А потом приходит возраст, когда пора на пенсию, пора уступать место молодым, потому что если не уступать, то вот ведь бумаги, вот подписи на них, вот договора с подставными фирмами, и кто поверит, что вы почти ничего с этого не получили, объясняла пышногрудая Ангелина, часто бывавшая у них дома тридцатилетняя мамина заместительница, объясняла, по-хозяйски присаживаясь на стол в мамином кабинете, словно уже имела на это право, словно уже сейчас это был ее кабинет и ее магазин. Провожали маму всем трудовым коллективом, благодарили за работу, подарили на прощание хрустальный сервиз, еще один к тем, что уже были дома. Ангелина поцеловала в обе щеки, прижимаясь грудью, отчетливо проговорила: «Спасибо за все, чему вы нас научили, Светлана Владимировна!»

Выяснилось, что в 1992 году уже поздно, все места заняты, и даже опыт и старые знакомства ничуть не ценнее вкладов в Сбербанке, и мама переехала на дачу, заблаговременно купленную и обставленную еще в те годы, когда папа был жив, была социалистическая законность, а не бандитский беспредел, когда человека не выкидывали на улицу с работы, где прошла вся жизнь, словно мы в Америке живем, а не в России. Сдали трехкомнатную квартиру, и выяснилось, что мебель – мебель, которую доставали, о которой пеклись, договаривались заранее, платили вперед, оставляли с вечера – что все эти стенки и шифоньеры, шкафчики и столики, все это не нужно больше, и лучше бы отсюда увезти и сделать евроремонт, объяснял агент, молодой совсем мальчишка, в очках как у Ильи и на «саабе» как полугодовая арендная плата.

Когда дверь квартиры, где прошла вся жизнь, захлопнулась, Таня поняла, что не поедет с мамой на дачу. У них была еще бабушкина однокомнатная, где-то в Медведково, оформили на Таню сразу после совершеннолетия, собирались сменять, да руки не дошли, когда все началось. Ее тоже сдавали, но совсем за гроши, потому что район был непрестижный и даже говорили, небезопасный, совсем небезопасный, повторяла мама, плача и приговаривая: «Танечка, куда же ты туда поедешь, как ты будешь там жить одна?»

– Устроюсь на работу, – сказала Таня. – Пойду куда-нибудь продавщицей. В ларек.

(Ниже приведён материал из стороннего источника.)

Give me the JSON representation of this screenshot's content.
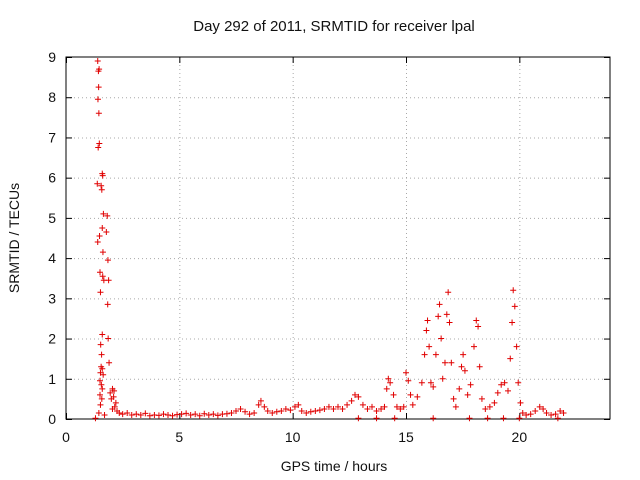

У советской принцессы, так и не дошедшей до Плехановского, не было никаких навыков, востребованных в новой России, но без ларька, по счастью, обошлось. Кто-то из кратковременных любовников, почти с календарной четкостью сменявших друг друга на продавленной бабушкиной тахте, пристроил Таню операционисткой в «Наш дом» и вскоре исчез, как и все мужчины до него. Таня уже хорошо знала, как сладко плачется по тому, кто никогда не вернется, особенно перед месячными, когда можно лечь клубком, отвернуться к стене и выбирать, что сегодня горше, отчего совсем не мила жизнь – чтобы через неделю снова накрасить губы и пойти искать другого мужчину, который хотя бы на одну ночь даст понять, что Таня желанна и лучше всех.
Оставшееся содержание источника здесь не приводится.